Mais en quoi les modèles diffèrent-ils ? En utilisant des informations sur la complexité de chacun des 52 attributs du modèle, les auteurs ont effectué des analyses de grappes pour révéler 5 grappes distinctes. L’un de ces clusters contient plusieurs modèles dynamiques globaux de végétation, qui se caractérisent par une grande complexité dans les processus de croissance (photosynthèse, respiration, structure de la canopée) et une relative simplicité dans la simulation de l’établissement. Trois autres clusters se définissent également par l’échelle de leur application : deux opèrent au niveau du peuplement ; une au niveau du paysage. Dans ces modèles, la mortalité et l’établissement sont modélisés avec un degré de détail plus élevé. Le groupe final contient des modèles bien « équilibrés » qui présentent un degré élevé de complexité dans les cinq catégories.

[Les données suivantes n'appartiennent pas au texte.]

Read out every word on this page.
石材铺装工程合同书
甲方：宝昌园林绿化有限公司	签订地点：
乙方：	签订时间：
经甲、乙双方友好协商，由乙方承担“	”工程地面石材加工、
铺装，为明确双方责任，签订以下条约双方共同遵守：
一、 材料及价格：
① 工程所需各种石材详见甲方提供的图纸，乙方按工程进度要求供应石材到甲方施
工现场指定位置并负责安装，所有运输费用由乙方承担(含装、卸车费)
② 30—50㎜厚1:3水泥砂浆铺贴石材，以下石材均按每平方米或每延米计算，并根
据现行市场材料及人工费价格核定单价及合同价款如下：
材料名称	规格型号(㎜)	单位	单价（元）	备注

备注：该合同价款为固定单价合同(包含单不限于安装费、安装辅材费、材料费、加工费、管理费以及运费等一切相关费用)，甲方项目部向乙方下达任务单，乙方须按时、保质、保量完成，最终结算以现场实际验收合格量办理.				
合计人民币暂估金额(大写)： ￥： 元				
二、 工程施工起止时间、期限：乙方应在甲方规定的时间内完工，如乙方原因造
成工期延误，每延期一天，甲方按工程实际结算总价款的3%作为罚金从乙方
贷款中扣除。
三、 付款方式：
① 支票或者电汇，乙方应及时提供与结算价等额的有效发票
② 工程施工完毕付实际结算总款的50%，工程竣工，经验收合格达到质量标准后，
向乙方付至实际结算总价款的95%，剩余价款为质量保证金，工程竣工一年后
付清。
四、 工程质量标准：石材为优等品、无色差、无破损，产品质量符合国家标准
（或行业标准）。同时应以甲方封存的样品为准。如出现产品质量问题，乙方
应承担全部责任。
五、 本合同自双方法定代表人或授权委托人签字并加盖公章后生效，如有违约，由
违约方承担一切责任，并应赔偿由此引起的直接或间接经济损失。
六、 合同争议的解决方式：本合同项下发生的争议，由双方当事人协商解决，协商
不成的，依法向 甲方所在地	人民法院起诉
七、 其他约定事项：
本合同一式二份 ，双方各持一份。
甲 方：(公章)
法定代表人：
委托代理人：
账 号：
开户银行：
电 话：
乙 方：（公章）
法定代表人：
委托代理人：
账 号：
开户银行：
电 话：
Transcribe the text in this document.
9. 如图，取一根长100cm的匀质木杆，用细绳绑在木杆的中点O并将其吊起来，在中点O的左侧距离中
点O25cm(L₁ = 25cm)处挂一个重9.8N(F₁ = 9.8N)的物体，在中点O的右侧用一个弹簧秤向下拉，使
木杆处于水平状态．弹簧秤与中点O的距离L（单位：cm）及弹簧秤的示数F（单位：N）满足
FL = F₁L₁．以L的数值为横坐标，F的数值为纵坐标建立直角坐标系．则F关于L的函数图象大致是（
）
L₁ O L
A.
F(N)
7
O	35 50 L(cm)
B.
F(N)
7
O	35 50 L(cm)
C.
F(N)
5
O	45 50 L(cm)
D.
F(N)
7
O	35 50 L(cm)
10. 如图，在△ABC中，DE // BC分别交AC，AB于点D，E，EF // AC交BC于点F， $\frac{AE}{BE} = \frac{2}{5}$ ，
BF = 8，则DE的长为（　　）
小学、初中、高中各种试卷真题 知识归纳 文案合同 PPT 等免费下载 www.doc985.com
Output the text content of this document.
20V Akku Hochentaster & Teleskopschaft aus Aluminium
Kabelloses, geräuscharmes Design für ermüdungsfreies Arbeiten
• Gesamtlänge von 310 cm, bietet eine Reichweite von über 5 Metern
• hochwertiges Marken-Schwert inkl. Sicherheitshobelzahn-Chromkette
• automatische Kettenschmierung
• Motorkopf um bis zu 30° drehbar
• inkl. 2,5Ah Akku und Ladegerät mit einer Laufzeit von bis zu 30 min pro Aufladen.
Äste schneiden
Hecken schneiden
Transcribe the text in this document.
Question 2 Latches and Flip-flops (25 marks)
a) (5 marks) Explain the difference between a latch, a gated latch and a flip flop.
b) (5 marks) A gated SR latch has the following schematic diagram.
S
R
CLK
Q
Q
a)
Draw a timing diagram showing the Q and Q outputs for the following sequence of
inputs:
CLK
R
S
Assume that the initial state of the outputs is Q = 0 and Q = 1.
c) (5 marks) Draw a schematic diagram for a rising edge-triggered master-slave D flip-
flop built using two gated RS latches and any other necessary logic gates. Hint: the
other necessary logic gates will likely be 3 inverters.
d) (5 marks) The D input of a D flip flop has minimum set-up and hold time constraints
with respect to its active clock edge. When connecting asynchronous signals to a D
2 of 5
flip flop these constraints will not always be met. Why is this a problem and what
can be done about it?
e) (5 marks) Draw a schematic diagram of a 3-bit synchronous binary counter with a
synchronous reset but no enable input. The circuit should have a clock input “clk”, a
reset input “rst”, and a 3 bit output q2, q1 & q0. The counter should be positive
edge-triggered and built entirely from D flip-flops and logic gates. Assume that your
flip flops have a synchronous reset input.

Alors, quel modèle choisir ? Cela dépend de l’objectif spécifique et de l’échelle de l’analyse. Si votre objectif est de simuler l’effet des perturbations au niveau du peuplement ou la connectivité à l’échelle du paysage, vous pouvez sélectionner l’un des modèles de peuplement/paysage. S’il s’agit de simuler les effets du changement climatique sur les forêts à l’échelle locale ou continentale, vous choisirez plutôt l’un des modèles dynamiques (globaux) de végétation. Évidemment, votre choix dépend aussi de la disponibilité des données. L’article de Bugmann & Seidl est une ressource incontournable pour effectuer une présélection de modèles candidats en fonction de vos objectifs, de votre échelle et de vos données. Cela ne facilitera pas la modélisation forestière, mais vous aidera à choisir le modèle approprié pour votre étude.